Here, petitioner has instituted these proceedings and has asserted as his defense to the Commissioner's determinations nothing but frivolous and groundless contentions. Petitioners with genuine controversies were delayed while we considered this case.
When the costs incurred by this Court and respondent are taken into consideration, the maximum damages authorized by the statute do not begin to indemnify the United States for the expenses which petitioner's frivolous and groundless action has occasioned. Considering the waste of limited judicial and administrative resources caused by petitioner's action, even the maxim m damages authorized by Congress are wholly inadequate to compensate the United States and its other taxpayers. These costs must eventually be borne by all of the citizens who honestly and fairly participate in our tax collection system.

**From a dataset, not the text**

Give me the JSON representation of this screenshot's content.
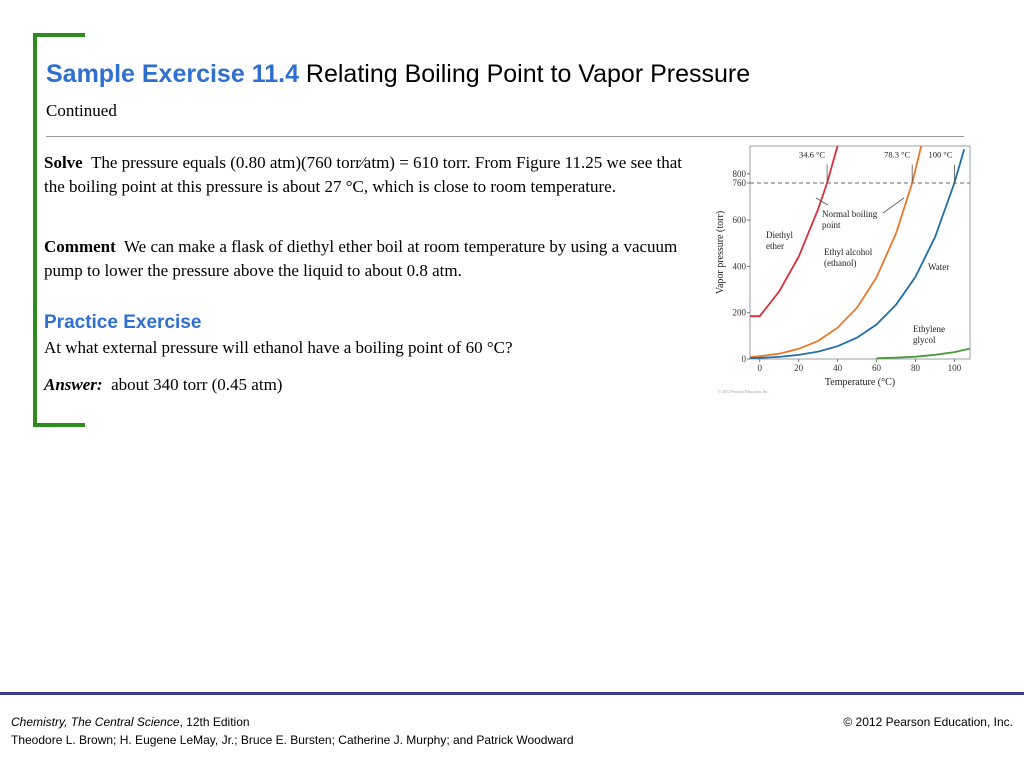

On this record, we find that petitioner's position in this proceeding is frivolous and groundless and that this proceeding was instituted and maintained primarily for delay. Therefore, in our discretion, we conclude that the maximum damages authorized by law ($5,000.00) are appropriate, and damages in that amount will be awarded to the United States under section 6673.
An appropriate order and decision will be entered.